Alle haben sie ihr Blut vergossen,
und zerschossen ruht heut Mann bei Mann.
Alte Leute, Männer, mancher Knabe
in dem einen großen Massengrabe.

Seid nicht stolz auf Orden und Geklunker!
Seid nicht stolz auf Narben und die Zeit!
In die Gräben schickten euch die Junker,
Staatswahn und der Fabrikantenneid.
Ihr wart gut genug zum Fraß für Raben,
für das Grab, Kamraden, für den Graben!

Werft die Fahnen fort!
Die Militärkapellen
spielen auf zu euerm Todestanz.
Seid ihr hin: ein Kranz von Immortellen –
das ist dann der Dank des Vaterlands.

Denkt an Todesröcheln und Gestöhne.
Drüben stehen Väter, Mütter, Söhne,
schuften schwer, wie ihr, ums bißchen Leben.
Wollt ihr denen nicht die Hände geben?
Reicht die Bruderhand als schönste aller Gaben
übern Graben, Leute, übern Graben –!

Doris:

Ich möchte noch folgendes ansagen, bevor wir unsere Mahnwache beenden:

  • heute findet um 19.30 Uhr in der Glockenkelter in Stetten ein Vortrag von Gabriele Krone-Schmalz statt zum Thema: „Wie kann man den Krieg in der Ukraine beenden?“
  • bitte schauen Sie wieder auf unsere Homepage https://friedensinitiative-schorndorf.de/. Da gibt es neben den Texten der Mahnwache auch andere interessante Beiträge sowie links zu Aufrufen, die man unterzeichnen kann.
  • Am Montag, den 8. Mai ist um 17.00 Uhr in Stuttgart am Mahnmal für die Opfer des Faschismus eine Kundgebung zum Tag der Befreiung.
  • Am Freitag, den 19. Mai ist um 12.00 Uhr eine Kundgebung vor der japanischen Botschaft beim Hauptbahnhof Stuttgart anlässlich des G7-Gipfels in Hiroshima.
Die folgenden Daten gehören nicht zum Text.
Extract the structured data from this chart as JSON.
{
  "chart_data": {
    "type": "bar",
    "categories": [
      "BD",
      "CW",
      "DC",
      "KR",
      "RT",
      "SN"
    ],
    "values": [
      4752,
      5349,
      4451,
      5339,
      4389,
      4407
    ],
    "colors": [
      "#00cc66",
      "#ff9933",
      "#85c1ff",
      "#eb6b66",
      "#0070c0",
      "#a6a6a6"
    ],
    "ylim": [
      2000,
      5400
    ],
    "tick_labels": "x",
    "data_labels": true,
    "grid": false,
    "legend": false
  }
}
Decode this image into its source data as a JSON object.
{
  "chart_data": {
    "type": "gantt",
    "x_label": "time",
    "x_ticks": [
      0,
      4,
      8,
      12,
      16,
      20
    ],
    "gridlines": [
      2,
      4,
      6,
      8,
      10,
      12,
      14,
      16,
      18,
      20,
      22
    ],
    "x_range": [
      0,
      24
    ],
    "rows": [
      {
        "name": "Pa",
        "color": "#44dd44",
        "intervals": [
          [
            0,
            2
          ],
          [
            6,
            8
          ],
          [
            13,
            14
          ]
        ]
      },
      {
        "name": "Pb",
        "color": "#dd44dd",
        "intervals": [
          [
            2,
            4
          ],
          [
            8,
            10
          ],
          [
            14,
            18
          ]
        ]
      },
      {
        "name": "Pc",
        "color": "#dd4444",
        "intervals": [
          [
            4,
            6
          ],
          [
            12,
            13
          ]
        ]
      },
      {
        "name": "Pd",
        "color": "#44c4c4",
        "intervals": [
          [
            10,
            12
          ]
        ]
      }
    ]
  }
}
Forderungen: „Kein Ersteinsatz von Atomwaffen, Atomwaffen verbieten, Verbotsvertrag unterzeichnen“.
  • Unsere nächste Mahnwache ist am kommenden Freitag, den 05.05. um 18.00 Uhr wieder hier auf dem Mittleren Marktplatz.
  • Jetzt ist noch Zeit zum Austausch untereinander. Wir wünschen Ihnen dann einen guten Nachhauseweg.